Semaine du 9 au 16 mai. En blé tendre, les cours physiques sont baissiers en récolte 2016, l’intérêt se portant sur 2017 sur les places françaises. Le marché est vendeur sur l’ancienne campagne, mais les fabricants d’aliments du bétail sont couverts. Ils se positionnent sur la prochaine campagne, notamment les Espagnols touchés par la sécheresse. Les meuniers s’informent. Les volumes engagés sont sous la normale en cette période.
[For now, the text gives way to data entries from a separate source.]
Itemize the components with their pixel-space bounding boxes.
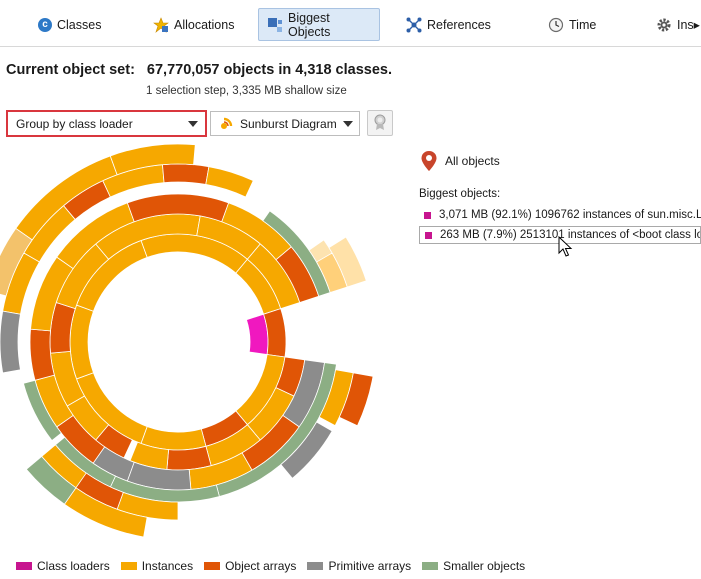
tab-classes[interactable]: c Classes xyxy=(30,8,109,41)
biggest-objects-icon xyxy=(267,17,283,33)
references-icon xyxy=(406,17,422,33)
sunburst-diagram[interactable] xyxy=(0,140,410,550)
all-objects-link[interactable]: All objects xyxy=(421,151,500,171)
legend-item-instances: Instances xyxy=(120,559,194,573)
tab-label: Classes xyxy=(57,17,102,32)
tab-references[interactable]: References xyxy=(398,8,499,41)
sunburst-segment[interactable] xyxy=(0,310,21,374)
search-ribbon-icon xyxy=(371,113,389,134)
sunburst-segment[interactable] xyxy=(25,455,77,505)
legend-label: Instances xyxy=(141,559,194,573)
biggest-object-row[interactable]: 3,071 MB (92.1%) 1096762 instances of su… xyxy=(419,206,701,224)
biggest-objects-heading: Biggest objects: xyxy=(419,188,501,200)
legend-item-object-arrays: Object arrays xyxy=(204,559,296,573)
legend-label: Class loaders xyxy=(37,559,110,573)
legend-swatch xyxy=(307,562,324,570)
tab-biggest-objects[interactable]: Biggest Objects xyxy=(258,8,380,41)
sunburst-segment[interactable] xyxy=(22,379,62,442)
legend-swatch xyxy=(16,562,32,570)
gear-icon xyxy=(656,17,672,33)
sunburst-segment[interactable] xyxy=(262,210,331,297)
sunburst-icon xyxy=(219,117,233,131)
tab-time[interactable]: Time xyxy=(540,8,604,41)
tab-allocations[interactable]: Allocations xyxy=(145,8,242,41)
tab-label: Time xyxy=(569,17,597,32)
summary-value: 67,770,057 objects in 4,318 classes. xyxy=(146,62,392,78)
tab-inspections[interactable]: Ins▸ xyxy=(648,8,700,41)
sunburst-segment[interactable] xyxy=(109,143,196,176)
sunburst-segment-class-loader[interactable] xyxy=(245,313,269,355)
find-object-button[interactable] xyxy=(367,110,393,136)
chevron-down-icon xyxy=(188,121,198,127)
sunburst-segment[interactable] xyxy=(0,227,33,297)
biggest-object-text: 263 MB (7.9%) 2513101 instances of <boot… xyxy=(440,229,701,241)
chart-legend: Class loaders Instances Object arrays Pr… xyxy=(16,559,536,573)
tab-label: Biggest Objects xyxy=(288,10,331,39)
sunburst-segment[interactable] xyxy=(205,166,254,198)
legend-swatch xyxy=(422,562,439,570)
summary-subtitle: 1 selection step, 3,335 MB shallow size xyxy=(146,85,347,97)
tab-label: Allocations xyxy=(174,17,235,32)
sunburst-segment[interactable] xyxy=(338,372,374,427)
chevron-down-icon xyxy=(343,121,353,127)
view-type-dropdown[interactable]: Sunburst Diagram xyxy=(210,111,360,136)
legend-swatch xyxy=(120,562,137,570)
group-by-dropdown[interactable]: Group by class loader xyxy=(6,110,207,137)
legend-item-class-loaders: Class loaders xyxy=(16,559,110,573)
legend-swatch xyxy=(204,562,221,570)
allocations-icon xyxy=(153,16,169,33)
location-pin-icon xyxy=(421,151,437,171)
clock-icon xyxy=(548,17,564,33)
legend-item-smaller-objects: Smaller objects xyxy=(422,559,525,573)
legend-label: Primitive arrays xyxy=(328,559,412,573)
sunburst-segment[interactable] xyxy=(166,445,212,471)
legend-item-primitive-arrays: Primitive arrays xyxy=(307,559,411,573)
view-tab-bar: c Classes Allocations Biggest Objects Re… xyxy=(0,0,701,47)
view-type-value: Sunburst Diagram xyxy=(240,116,337,131)
summary-label: Current object set: xyxy=(6,62,135,78)
mouse-pointer-icon xyxy=(558,236,573,257)
legend-label: Object arrays xyxy=(225,559,297,573)
sunburst-segment[interactable] xyxy=(162,163,210,185)
legend-label: Smaller objects xyxy=(443,559,526,573)
tab-label: References xyxy=(427,17,491,32)
current-object-set-summary: Current object set: 67,770,057 objects in… xyxy=(6,62,392,78)
tab-label: Ins▸ xyxy=(677,18,700,32)
sunburst-segment[interactable] xyxy=(280,421,333,479)
group-by-value: Group by class loader xyxy=(16,116,133,131)
classes-icon: c xyxy=(38,17,52,32)
sunburst-segment[interactable] xyxy=(328,236,367,288)
biggest-object-text: 3,071 MB (92.1%) 1096762 instances of su… xyxy=(439,209,701,221)
class-loader-swatch xyxy=(424,211,431,219)
all-objects-label: All objects xyxy=(445,154,500,168)
class-loader-swatch xyxy=(425,231,432,239)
En portuaire, la demande est retombée en récolte 2016, mais l’achat algérien de blé meunier pour juillet pourrait raviver un peu les échanges. Céré’Obs juge les conditions de cultures bonnes à très bonnes dans 76 % des cas en semaine 18 (75 % en semaine 17). Les surfaces françaises 2017, sont annoncées à 5,179 millions d’hectares (Mha) en mai, contre 5,173 Mha en avril, selon Agreste. En blé dur, c’est aussi le calme plat.
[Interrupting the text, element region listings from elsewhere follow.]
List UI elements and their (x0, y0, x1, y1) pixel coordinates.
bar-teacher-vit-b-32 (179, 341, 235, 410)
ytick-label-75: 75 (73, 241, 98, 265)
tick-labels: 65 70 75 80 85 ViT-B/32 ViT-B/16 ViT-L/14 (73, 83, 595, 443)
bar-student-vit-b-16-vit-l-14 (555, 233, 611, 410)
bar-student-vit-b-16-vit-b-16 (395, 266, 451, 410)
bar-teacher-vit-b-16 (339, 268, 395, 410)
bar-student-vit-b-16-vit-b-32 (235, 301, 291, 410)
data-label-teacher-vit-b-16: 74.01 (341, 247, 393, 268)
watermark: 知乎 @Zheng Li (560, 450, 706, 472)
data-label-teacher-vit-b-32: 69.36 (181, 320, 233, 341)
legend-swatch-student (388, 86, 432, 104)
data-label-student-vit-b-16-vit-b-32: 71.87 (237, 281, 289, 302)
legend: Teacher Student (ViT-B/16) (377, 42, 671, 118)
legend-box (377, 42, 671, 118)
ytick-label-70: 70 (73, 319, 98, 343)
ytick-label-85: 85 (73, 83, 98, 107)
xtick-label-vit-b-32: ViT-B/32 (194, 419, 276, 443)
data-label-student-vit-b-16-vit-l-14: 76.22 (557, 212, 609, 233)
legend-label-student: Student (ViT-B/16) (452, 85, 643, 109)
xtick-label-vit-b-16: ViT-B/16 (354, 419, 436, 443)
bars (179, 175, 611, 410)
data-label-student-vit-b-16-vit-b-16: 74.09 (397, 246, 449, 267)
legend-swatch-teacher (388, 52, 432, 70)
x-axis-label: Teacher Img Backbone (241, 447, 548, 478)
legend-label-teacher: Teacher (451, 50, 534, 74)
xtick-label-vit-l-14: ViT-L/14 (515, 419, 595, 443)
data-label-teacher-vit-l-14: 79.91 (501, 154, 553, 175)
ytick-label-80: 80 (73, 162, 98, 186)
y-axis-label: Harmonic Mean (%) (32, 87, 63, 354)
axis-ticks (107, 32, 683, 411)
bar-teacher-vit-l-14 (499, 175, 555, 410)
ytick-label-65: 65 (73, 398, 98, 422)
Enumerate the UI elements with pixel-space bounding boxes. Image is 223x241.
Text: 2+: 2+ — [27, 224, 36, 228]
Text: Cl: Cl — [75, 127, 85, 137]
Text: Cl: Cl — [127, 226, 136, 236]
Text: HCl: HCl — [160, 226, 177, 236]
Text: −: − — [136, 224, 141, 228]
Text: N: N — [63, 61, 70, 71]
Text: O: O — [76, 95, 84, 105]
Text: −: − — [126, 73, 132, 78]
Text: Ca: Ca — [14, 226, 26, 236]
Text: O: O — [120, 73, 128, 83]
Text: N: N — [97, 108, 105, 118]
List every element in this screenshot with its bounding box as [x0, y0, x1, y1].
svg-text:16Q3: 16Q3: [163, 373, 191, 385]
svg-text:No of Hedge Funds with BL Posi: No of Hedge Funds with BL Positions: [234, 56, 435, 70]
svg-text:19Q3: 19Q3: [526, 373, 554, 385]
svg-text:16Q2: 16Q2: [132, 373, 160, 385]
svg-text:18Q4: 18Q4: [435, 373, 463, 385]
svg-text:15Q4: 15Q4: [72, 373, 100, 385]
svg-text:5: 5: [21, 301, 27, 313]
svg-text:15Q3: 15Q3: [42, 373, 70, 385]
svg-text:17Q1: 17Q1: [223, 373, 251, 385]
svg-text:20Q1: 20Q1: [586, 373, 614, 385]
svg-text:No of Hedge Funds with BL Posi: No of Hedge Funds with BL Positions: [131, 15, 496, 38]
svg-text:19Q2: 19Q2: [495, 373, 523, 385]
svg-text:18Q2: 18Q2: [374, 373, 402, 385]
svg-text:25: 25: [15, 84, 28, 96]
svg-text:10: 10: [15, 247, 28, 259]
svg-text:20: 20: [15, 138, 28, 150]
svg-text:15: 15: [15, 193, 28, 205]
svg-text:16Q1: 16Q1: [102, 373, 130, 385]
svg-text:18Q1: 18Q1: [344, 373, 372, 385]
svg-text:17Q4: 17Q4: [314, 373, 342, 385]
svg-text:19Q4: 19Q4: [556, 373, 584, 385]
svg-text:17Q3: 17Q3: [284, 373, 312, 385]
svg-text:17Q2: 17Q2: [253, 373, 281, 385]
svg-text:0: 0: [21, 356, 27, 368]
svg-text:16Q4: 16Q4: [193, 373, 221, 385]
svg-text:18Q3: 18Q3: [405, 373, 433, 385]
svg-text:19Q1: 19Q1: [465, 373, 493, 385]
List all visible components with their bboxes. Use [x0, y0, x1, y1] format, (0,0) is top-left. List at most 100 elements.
Des stocks mondiaux toujours importants

Le marché mondial du blé reste bien offert, avec une nouvelle récolte record attendue en Russie. L’USDA évalue la production mondiale de blé 2016-2017 à 753,09 millions de tonnes (Mt) en mai, contre 751,36 Mt en avril. Les stocks globaux gagnent 3 Mt sur la période, à 255,35 Mt. Pour 2017-2018, la production globale atteindrait 737,83 Mt, et les stocks 258,29 Mt, effet d’un recul de consommation en alimentation animale.
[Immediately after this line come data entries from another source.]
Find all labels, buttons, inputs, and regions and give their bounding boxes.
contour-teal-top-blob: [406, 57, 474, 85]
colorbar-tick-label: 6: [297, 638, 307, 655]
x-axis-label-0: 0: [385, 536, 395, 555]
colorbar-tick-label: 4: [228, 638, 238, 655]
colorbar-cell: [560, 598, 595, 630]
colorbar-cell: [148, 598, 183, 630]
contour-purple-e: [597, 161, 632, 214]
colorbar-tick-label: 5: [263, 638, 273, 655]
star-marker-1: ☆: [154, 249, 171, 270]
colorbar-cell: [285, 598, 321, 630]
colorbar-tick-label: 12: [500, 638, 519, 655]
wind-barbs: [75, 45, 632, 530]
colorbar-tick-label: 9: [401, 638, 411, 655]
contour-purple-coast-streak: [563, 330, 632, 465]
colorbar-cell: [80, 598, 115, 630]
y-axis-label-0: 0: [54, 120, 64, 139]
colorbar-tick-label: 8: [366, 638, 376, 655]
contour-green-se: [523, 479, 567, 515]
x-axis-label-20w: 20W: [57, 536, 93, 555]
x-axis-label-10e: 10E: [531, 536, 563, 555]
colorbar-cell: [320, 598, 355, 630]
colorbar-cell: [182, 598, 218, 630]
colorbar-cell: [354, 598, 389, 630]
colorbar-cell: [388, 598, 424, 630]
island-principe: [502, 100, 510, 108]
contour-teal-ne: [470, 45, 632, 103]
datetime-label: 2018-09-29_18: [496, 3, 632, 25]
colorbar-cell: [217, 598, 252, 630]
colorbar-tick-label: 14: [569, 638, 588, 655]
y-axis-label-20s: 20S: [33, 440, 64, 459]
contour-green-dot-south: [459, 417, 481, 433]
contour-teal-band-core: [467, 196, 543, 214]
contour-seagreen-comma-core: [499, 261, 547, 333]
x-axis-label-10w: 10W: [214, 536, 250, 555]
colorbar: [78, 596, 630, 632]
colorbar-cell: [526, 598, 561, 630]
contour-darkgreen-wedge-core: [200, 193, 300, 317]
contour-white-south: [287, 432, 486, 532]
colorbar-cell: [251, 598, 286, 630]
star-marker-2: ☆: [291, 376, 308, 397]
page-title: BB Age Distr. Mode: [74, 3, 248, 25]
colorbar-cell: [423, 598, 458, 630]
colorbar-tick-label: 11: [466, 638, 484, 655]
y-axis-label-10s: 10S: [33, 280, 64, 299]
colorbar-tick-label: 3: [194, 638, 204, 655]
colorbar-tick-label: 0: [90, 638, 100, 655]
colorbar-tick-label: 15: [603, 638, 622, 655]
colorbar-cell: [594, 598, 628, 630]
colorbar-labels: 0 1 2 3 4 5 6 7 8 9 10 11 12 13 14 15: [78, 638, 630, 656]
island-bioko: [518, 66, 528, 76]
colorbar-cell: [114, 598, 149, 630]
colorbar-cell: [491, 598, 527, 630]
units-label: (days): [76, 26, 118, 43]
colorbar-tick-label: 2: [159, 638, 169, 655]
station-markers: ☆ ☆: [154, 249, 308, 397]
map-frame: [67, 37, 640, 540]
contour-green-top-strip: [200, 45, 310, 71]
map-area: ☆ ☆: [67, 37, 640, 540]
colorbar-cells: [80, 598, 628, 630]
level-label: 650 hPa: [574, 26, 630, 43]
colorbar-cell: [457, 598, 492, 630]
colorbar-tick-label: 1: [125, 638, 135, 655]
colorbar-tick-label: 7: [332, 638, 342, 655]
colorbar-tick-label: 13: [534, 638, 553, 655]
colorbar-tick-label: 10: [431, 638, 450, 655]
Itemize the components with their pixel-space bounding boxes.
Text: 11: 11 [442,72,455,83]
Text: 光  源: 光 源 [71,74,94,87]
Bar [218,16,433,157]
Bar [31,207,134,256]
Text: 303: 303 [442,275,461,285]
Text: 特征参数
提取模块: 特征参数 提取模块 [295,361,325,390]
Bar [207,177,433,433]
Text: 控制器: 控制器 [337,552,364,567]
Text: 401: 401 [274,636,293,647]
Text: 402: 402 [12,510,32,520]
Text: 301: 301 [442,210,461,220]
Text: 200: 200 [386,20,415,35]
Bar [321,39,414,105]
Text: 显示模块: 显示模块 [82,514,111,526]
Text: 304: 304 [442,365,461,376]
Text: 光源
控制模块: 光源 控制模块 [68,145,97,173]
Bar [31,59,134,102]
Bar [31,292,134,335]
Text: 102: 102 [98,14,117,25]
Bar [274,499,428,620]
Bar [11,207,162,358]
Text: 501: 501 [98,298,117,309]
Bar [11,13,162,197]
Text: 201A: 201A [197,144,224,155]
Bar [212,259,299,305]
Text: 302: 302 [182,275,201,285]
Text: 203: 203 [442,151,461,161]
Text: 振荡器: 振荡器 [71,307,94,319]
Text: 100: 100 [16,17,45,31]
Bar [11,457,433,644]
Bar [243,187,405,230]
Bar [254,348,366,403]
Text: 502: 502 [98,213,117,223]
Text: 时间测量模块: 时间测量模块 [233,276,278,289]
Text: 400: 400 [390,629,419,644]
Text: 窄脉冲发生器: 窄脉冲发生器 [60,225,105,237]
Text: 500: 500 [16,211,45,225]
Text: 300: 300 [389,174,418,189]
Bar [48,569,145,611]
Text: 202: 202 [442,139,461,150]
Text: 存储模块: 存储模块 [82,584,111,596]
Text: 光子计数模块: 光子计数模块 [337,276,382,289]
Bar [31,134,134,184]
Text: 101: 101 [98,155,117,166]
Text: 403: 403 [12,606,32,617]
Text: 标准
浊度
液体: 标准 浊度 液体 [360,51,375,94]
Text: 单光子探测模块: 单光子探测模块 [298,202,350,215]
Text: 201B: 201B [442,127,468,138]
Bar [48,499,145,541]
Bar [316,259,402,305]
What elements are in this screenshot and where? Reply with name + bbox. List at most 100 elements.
On observe pour le maïs une baisse modérée des cotations en récolte 2016, dans le sillage d’Euronext. Néanmoins, les cours sur Chicago sont haussiers sur la semaine, malgré le rattrapage du retard des semis américains (faits à 71 % en semaine 19, contre 47 % sur la précédente). En France, les semis sont quasiment terminés dans plusieurs régions, sans soucis majeurs liés au gel ou à la sécheresse, estime l’AGPM. Agreste évalue en mai les surfaces 2017 à 1,452 Mha (1,487 Mha en 2016). Pour l’activité, les vendeurs s’affichent sur mai et juin, mais sans rencontrer de demandes.

En orge fourragère, les cours reculent sur la récolte 2016, dans le sillage du blé tendre, mais se tiennent sur la prochaine campagne. Les fabricants d’aliments du bétail (Fab) français ou Nord-UE s’inquiètent de la récolte 2017. Dans le Sud, les Fab espagnols ont des besoins à couvrir, du fait de la sécheresse locale. Dans les parcelles françaises, l’état des cultures d’hiver est bon à très bon à 67 % en semaine 18 (68 % en semaine 17), et à 77 % sur les cultures de printemps. Agreste voit en mai les surfaces françaises d’orge à 1,913 Mha (1,9 Mha en 2016). Notons l’achat algérien de 75 000 t de produits, pour un embarquement en juillet.